Sunday, December 3, 2017

Richard Hambleton: Shadowman

On the subject of “great artists are not always great human beings,” I went to see the documentary Shadowman about the artist Richard Hambleton last night at the beautifully renovated Quad Cinema.
If you were in New York City in the early ’80s, you could not have missed Hambleton’s “shadow” paintings, quickly dashed off silhouettes that seemed to creep up on you out of nowhere. (His first project was actually his “Mass Murder” series that resembled the police department chalk outlines of murder victims.) These paintings are remarkable for their power to suggest something with just a few strokes, as were his subsequent paintings based on the Marlboro Man and rodeo riders.
At the height of his “shadow” paintings, he dropped out of the New York art scene and started painting landscapes and seascapes that were out of step with the graffiti and street art that were popular in New York City and for which he was known. It’s hard to describe how beautiful these paintings are. Someone in the film compared them to the landscapes of Turner, but even that doesn’t do them justice.
Eventually, Hambleton is rediscovered by two art dealers (including the socialite Vladimir Restoin Roitfeld) and is feted with two large shows, studded with models and movie stars. His paintings eventually sell for several hundred thousand dollars.
The flip side of this success story is Hambleton’s copious drug use and schizophrenic personality. (I know someone who lived in his Lower East Side building and she described it as a living nightmare.)

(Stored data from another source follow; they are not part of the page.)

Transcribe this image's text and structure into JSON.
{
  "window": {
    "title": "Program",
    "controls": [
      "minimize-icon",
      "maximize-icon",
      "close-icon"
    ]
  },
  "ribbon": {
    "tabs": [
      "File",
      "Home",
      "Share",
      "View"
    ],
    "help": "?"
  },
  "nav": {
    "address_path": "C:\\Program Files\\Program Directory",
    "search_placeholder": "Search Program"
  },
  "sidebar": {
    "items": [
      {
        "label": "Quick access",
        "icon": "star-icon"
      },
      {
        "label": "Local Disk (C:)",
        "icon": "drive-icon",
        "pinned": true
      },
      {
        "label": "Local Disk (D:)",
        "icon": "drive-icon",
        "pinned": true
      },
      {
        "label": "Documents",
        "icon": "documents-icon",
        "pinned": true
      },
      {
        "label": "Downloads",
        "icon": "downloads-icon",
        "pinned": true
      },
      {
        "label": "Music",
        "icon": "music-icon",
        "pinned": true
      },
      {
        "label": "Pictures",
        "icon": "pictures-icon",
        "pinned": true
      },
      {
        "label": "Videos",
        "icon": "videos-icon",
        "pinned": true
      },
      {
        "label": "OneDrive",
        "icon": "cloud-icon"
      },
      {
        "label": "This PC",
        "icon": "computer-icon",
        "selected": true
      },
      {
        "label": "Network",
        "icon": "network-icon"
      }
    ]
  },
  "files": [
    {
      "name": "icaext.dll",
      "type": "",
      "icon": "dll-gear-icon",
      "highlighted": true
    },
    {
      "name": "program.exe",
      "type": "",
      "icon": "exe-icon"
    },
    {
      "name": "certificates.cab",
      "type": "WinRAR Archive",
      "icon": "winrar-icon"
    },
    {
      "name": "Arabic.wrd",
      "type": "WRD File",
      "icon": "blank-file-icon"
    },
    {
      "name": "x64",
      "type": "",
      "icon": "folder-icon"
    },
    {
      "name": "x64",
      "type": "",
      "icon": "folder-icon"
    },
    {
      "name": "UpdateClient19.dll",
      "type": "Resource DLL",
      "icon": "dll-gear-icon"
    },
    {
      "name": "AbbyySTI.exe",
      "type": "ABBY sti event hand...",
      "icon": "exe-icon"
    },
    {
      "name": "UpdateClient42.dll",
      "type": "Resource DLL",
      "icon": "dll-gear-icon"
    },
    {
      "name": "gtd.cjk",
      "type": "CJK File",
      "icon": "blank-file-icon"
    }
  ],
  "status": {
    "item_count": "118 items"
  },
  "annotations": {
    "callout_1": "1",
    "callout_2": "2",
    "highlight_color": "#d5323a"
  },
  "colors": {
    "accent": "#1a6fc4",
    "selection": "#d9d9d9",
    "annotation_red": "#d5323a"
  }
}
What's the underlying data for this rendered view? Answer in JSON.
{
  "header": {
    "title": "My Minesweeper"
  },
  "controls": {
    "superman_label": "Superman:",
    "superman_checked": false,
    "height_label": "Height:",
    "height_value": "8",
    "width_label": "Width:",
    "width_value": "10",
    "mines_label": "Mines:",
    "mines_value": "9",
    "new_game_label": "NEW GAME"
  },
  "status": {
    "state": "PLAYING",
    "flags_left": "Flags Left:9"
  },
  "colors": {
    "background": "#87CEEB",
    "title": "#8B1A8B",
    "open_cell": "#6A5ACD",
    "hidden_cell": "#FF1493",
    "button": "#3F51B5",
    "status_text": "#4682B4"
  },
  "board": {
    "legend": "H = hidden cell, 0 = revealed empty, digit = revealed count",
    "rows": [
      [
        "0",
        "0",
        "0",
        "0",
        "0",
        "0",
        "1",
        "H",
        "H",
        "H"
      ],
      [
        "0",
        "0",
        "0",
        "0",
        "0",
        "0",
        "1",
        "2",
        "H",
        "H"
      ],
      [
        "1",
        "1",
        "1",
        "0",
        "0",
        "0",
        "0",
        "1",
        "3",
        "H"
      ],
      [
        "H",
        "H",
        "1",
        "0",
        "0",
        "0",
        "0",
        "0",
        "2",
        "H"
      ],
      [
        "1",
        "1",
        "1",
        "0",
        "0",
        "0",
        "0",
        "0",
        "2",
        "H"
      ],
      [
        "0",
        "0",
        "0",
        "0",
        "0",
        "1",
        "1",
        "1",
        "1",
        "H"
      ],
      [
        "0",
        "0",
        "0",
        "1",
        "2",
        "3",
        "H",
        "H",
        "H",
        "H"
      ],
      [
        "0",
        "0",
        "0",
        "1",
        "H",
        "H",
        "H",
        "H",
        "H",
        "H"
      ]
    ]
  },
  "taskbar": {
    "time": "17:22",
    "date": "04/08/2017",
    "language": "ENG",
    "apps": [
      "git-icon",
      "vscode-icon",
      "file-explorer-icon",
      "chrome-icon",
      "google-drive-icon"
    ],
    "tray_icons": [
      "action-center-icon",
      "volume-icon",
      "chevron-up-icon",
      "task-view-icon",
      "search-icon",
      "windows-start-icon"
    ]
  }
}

It’s hard not to read this movie as a commentary on mortality, as we see the beautiful, vibrant young Hambleton ravaged by skin cancer and scoliosis. The movie is both tragic and heroic, in that Hambleton keeps painting, right up until his death.
During a Q&A after the movie, the film’s director posited that Hambleton had “mental health issues” and, according to some psychiatrist friends, fit the profile of someone who had been abused as a child, because of the way he drew people to him and then pushed them away.
But I think Penny Arcade puts it best in the movie when she says that some artists (she mentions Van Gogh as another example) we “just can’t understand.”
Hambleton passed away on October 29, just three days before the “Club 57” show at MoMA, which features one of his paintings.